Drank in the spectacular views across to Middle and North Heads – almost looking within swimming distance – but walking without bridges, they will be more than a fortnight away
After the sheltered waters of Camp Cove, and a quick squiz at the wholly unremarkable monument that commemorates the spot where the First Fleet spent their first night on these shores, I enjoyed Watsons Bay village – now so different from the days when it was a collection of fisherfolk shacks.
From there it was around to ‘almost-disappeared-with-the-high-tide' Kutti Beach before a stroll around Parsley Bay. Love the Parsley Bay Pedestrian Bridge as a rule, but my #WarraneWandering rule kicked in so I walked around the foreshore park.
A bit of road walking through Vaucluse, past what used to be the millionaire mansions but are now probably the billionaire ones. Well-named Bottle and Glass Point and then oh-so-lovely Neilsen Park. Just had to have a swim as the early morning coolness gave way to the heat of the day.

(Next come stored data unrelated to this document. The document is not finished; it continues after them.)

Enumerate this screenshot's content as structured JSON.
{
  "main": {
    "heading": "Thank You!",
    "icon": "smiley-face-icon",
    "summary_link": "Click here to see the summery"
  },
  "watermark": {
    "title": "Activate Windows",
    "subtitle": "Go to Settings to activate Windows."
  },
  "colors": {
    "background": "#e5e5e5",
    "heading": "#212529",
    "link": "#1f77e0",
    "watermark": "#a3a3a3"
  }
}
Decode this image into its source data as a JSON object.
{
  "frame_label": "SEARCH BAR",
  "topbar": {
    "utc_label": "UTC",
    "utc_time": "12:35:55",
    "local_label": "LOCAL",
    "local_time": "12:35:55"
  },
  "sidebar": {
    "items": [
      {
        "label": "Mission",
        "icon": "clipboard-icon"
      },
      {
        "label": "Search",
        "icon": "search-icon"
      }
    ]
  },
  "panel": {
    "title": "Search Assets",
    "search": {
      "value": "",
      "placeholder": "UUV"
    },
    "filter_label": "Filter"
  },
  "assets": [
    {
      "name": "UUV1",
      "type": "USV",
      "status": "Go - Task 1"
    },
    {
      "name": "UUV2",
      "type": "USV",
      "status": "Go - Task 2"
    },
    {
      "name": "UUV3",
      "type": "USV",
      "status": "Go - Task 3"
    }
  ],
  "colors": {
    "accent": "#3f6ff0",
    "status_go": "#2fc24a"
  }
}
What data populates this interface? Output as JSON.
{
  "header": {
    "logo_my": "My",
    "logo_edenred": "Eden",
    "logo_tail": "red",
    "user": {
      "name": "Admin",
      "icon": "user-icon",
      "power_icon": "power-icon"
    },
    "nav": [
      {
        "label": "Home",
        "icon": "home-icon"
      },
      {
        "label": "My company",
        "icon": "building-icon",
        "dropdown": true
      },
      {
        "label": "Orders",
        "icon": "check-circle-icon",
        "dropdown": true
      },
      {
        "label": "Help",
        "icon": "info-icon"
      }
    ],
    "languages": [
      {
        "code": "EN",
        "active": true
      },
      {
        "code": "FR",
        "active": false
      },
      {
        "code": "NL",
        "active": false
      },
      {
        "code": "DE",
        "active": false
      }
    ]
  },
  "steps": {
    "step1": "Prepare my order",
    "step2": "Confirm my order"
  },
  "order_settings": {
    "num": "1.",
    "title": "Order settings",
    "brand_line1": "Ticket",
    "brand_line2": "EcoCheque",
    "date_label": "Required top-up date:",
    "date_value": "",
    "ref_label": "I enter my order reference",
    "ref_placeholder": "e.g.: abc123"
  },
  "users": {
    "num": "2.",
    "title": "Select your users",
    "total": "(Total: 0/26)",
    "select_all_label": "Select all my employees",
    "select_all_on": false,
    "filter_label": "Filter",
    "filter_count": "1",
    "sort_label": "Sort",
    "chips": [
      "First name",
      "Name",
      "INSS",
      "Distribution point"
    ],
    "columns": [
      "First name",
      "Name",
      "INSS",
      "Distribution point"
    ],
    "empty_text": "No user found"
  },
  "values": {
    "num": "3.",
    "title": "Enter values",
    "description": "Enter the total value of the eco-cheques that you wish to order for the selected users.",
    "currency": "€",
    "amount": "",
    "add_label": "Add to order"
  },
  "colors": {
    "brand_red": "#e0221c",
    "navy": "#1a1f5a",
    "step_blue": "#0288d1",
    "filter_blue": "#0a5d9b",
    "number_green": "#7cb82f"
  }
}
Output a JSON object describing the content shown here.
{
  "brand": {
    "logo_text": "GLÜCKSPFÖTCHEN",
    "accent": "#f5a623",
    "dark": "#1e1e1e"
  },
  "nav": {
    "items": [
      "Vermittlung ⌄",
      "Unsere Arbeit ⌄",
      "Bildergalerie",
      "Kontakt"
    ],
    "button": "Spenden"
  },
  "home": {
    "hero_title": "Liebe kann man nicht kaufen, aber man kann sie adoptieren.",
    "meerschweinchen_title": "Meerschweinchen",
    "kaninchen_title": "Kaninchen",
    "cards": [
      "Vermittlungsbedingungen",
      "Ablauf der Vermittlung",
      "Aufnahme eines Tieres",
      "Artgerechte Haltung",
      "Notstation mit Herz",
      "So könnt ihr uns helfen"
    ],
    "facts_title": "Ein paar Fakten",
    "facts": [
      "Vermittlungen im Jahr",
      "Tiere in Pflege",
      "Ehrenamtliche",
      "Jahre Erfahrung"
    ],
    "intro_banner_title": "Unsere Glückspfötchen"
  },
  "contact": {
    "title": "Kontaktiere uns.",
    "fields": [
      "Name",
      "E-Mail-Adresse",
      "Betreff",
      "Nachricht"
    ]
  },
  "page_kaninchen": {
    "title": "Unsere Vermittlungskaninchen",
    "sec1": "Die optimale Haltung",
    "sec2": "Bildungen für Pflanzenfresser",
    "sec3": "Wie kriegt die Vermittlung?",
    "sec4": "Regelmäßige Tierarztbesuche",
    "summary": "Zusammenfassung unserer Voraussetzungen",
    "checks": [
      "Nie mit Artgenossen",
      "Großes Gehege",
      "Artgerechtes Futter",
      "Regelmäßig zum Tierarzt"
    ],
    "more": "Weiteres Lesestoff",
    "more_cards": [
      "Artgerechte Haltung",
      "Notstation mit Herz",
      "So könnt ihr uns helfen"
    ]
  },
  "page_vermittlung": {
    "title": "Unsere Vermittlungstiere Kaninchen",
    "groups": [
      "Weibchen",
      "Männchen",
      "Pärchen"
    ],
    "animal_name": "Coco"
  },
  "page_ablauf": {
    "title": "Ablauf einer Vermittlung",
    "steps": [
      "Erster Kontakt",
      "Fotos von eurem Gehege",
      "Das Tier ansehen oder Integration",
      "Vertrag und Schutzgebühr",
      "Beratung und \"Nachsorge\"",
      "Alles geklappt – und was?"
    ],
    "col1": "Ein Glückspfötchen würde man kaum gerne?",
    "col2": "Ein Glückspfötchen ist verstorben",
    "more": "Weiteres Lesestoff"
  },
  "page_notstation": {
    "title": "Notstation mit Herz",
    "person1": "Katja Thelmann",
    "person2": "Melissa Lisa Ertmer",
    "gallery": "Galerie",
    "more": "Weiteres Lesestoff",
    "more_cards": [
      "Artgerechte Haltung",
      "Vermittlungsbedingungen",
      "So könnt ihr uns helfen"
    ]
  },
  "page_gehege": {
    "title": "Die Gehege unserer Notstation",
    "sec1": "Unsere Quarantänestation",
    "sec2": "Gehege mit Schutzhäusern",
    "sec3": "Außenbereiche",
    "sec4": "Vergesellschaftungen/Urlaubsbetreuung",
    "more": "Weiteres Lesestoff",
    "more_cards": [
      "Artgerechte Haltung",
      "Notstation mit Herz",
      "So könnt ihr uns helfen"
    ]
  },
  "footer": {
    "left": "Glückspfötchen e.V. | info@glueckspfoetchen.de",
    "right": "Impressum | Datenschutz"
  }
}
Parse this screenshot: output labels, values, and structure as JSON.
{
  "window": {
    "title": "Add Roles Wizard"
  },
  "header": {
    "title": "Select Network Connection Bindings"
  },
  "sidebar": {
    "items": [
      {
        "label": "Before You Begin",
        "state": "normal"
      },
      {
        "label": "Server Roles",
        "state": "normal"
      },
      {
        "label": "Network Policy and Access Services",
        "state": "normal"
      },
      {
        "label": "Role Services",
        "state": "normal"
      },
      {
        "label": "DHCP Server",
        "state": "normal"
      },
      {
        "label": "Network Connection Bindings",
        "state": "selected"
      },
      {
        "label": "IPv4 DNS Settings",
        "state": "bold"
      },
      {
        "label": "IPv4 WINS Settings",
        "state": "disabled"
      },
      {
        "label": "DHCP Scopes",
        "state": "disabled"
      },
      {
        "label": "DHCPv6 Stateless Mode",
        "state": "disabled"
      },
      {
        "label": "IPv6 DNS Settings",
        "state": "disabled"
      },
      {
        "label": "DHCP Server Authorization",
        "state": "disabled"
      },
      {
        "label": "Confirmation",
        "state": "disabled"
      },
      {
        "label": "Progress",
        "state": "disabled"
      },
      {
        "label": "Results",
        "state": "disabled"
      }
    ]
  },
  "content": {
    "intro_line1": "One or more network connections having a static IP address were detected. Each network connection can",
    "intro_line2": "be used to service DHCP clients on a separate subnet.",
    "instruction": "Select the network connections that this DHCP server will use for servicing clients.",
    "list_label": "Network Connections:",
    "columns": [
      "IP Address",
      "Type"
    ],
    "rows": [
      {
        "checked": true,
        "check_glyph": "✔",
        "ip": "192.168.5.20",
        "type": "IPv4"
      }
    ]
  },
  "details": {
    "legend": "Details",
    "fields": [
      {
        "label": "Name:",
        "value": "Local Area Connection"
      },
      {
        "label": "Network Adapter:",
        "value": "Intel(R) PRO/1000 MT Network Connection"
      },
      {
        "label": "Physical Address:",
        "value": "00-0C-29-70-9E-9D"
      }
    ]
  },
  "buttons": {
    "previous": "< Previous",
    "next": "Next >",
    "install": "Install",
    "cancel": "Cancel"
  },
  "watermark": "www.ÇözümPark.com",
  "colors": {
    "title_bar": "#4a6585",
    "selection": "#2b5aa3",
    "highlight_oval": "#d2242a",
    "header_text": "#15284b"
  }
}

A quick diversion up to beautiful Vaucluse House (the home of Wentworth of crossing the Blue Mountains fame) and then it was on to the hiking highlight of the day – the Hermitage Foreshore Walk – if you haven’t done this incredible walk yet just do it – perfect views, tiny hidden beaches, quirky nuns’ cemeteries and just a whole lot of Sydney magnificence. Milk Beach, Tingara Beach Hermit Bay, Queens Beach, the swims that come with zillion dollar views. All that and more in a few kms of perfection - albeit with quite a few steps.
You end the walk not far from Rose Bay and its still operational seaplane base – once the home of Sydney’s second ‘airport’. From there it is around to Point Piper and tiny Lady Martins Beach before another great harbour swimming option at the Murray Rose Redleaf netted baths.
Out to Darling Point with its many National Trust houses, and then other worldly McKell Park – the perfect spot for a picnic, especially on a weekday. It’s behind Darling Point Wharf, so you could combine your picnic with the double pleasure of a ferry ride.
Next, it was around to Yarranabbe Park and Rushcutters Bay before transiting through my favourite Australian place – Woolloomooloo (more about that tomorrow) to end up at Kings Cross station for the ride home.
I’d done this walk (in reverse) earlier in the year - part of my Dreamtime to Eden coastal walk (published in the October issue of Bushwalk magazine, which will be out in a few days. It surprised me today how different it felt going in the opposite direction. The Harbour is just so jaw-droppingly magnificent that just being near it is a tonic to the soul. The playwright David Williamson’s line ‘that nobody questions the meaning of life in Sydney – it’s getting yourself a water frontage’ still rings true. But put a sandwich in your pack, fill up your thermos and you can have it all for free!